Stating he didn’t want his address to a crowd of 750 to sound like a “eulogy,” Walker acknowledged it would probably be his last time to appear before the Religious Liberty Council — the Baptist Joint Committee’s individual membership organization — until after his successor is named.
Citing fidelity to the Baptist belief “that soul freedom is a God-breathed gift to all humankind,” Walker reviewed a litany of “yes/no” approaches to resolving tension between the First Amendment’s establishment and free-exercise clauses illustrating the agency’s conviction that the government should protect religion without promoting it.
“The BJC says yes to voluntary student prayer but no to prayers delivered in a public school classroom by a teacher,” Walker said. “We say yes to tax exemption for religious and other nonprofits but no to subsidies for churches to support their ministry. We say yes to moments of silence in public gatherings but no to government-sponsored religious exercises like official prayers at city council meetings.”
“We continue to say yes to the federal Religious Freedom Restoration Act that the Baptist Joint Committee and others so carefully crafted 23 years ago but no to bastardized versions seen in many state RFRAs over the past couple of years,” Walker said. “We say yes to a generous exemption for the cause of conscience for religiously affiliated nonprofits that oppose forms of contraception but no to ways that disallow insurance coverage for opting-in employees.”

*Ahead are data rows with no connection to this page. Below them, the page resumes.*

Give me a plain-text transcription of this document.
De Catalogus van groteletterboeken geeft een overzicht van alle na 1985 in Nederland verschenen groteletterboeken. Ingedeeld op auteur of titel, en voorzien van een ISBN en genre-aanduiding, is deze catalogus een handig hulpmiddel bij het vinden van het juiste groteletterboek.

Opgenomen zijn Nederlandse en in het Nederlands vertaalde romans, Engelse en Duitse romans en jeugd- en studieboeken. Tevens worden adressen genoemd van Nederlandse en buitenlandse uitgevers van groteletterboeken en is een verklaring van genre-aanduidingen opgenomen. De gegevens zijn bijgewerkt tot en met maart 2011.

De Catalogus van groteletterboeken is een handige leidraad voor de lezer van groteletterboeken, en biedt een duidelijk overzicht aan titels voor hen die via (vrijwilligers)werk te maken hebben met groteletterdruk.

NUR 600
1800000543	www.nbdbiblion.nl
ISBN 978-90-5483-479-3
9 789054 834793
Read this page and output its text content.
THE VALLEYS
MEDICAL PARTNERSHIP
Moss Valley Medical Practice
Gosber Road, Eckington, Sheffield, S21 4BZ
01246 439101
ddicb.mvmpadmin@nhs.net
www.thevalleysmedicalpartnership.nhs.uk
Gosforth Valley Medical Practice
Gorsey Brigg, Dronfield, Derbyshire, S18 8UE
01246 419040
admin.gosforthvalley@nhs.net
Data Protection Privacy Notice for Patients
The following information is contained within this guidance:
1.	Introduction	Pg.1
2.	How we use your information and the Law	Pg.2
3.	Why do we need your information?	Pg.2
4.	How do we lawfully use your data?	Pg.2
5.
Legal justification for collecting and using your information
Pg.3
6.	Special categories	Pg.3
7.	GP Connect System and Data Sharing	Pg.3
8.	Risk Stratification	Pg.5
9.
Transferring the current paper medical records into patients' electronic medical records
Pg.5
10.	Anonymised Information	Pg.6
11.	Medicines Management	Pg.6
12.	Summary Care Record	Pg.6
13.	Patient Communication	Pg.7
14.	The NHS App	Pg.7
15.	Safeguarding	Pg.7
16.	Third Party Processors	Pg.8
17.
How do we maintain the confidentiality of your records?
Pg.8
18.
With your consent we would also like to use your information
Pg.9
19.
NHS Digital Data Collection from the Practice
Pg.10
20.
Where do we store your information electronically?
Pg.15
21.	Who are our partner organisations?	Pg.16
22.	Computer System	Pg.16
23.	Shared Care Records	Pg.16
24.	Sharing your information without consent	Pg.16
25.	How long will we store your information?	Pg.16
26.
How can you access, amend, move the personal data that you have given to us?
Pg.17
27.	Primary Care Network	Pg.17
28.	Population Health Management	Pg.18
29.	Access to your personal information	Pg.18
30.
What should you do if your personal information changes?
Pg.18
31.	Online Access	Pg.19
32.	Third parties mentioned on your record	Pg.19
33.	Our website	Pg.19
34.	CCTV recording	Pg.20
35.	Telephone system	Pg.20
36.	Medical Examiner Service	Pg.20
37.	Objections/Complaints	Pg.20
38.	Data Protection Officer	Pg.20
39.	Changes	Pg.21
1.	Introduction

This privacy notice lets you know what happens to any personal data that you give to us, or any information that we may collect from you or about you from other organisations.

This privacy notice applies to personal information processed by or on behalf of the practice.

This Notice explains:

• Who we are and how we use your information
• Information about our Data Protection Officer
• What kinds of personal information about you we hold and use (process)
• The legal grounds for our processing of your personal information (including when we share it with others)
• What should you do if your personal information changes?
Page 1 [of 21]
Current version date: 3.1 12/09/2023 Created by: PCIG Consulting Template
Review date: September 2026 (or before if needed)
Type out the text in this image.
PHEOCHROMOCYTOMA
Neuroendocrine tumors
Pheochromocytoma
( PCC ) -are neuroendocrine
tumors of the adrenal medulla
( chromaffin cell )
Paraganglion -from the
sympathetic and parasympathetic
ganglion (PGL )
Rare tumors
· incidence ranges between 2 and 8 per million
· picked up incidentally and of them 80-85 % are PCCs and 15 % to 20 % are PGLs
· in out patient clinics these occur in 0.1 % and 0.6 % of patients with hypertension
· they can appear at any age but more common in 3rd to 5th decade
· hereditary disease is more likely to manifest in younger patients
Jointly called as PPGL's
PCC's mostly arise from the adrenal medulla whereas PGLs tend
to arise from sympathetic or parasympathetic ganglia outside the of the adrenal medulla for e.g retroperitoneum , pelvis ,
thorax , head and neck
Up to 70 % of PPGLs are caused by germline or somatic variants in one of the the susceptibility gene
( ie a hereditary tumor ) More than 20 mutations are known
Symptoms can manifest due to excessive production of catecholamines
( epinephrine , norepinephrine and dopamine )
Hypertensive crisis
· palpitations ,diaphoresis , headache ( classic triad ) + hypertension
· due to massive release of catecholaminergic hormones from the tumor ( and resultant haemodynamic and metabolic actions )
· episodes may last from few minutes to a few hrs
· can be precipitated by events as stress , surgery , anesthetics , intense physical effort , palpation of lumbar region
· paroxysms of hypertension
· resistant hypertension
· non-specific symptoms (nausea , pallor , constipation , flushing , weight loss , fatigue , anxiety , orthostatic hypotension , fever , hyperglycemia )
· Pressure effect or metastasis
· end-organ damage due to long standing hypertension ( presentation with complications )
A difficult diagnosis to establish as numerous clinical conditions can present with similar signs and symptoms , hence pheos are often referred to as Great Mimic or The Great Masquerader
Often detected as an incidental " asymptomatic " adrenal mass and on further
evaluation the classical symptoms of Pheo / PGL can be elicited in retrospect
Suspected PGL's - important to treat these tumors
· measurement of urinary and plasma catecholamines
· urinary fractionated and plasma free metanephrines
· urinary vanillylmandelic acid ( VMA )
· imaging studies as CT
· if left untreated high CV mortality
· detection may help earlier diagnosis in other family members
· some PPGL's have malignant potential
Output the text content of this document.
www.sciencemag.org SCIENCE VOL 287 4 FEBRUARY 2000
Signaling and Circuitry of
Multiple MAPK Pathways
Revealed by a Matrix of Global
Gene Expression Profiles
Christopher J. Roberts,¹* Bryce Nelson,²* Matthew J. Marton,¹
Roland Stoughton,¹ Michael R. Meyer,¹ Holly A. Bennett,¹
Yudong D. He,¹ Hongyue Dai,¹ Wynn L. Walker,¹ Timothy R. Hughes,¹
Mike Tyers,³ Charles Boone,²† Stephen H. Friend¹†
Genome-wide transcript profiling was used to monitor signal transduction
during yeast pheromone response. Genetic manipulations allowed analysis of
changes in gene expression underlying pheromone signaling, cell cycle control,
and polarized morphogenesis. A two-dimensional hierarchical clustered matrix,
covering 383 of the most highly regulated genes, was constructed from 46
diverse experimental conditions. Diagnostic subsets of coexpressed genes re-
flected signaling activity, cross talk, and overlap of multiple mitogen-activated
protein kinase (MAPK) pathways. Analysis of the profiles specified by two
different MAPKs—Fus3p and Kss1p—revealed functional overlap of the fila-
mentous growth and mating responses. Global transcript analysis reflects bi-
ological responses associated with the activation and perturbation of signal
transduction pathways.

“We say yes to government’s ability to guard civil rights of all citizens, including our LGBTQ friends, while respecting the autonomy of houses of worship to govern their own affairs differently,” Walker said.
Walker, who worked as BJC associate general counsel and general counsel before being named executive director in 1999, described the opportunity as “the pinnacle of my professional life.”
It wasn’t all work and no play, he admitted, sharing “rare opportunities to do real bucket list type of stuff.”
“I’ve had significant and substantive time with four American presidents, meeting twice in the Oval Office,” Walker reflected. “I’ve personally met eight Supreme Court justices and had the opportunity to work with Elena Kagan back when she was a junior lawyer in the White House counsel’s office. Along with Holly [BJC General Counsel Holly Hollman] I attended a meeting on Capitol Hill with Bono.”
Walker recalled sitting beside Alabama Chief Justice Roy Moore “and having him call me on the record a hypocritical Baptist pastor, because I objected to Roy’s Rock with his version of the Ten Commandments on it.”
Walker recalled attending one State of the Union address and standing in line with Sen. Jack Reed of Rhode Island and “after introducing myself and mentioning the Baptist Joint Committee hearing him say, ‘Ah, you mean the Roger Williams-kind of Baptist.’”
Most “poignantly and tragically,” Walker reminisced about “looking out my office window with the staff watching the smoke waft up from the horizon as the Pentagon burned on that awful September morning, fearing the Capitol dome two blocks away might be next.”
“We prayed and we all went home,” Walker said.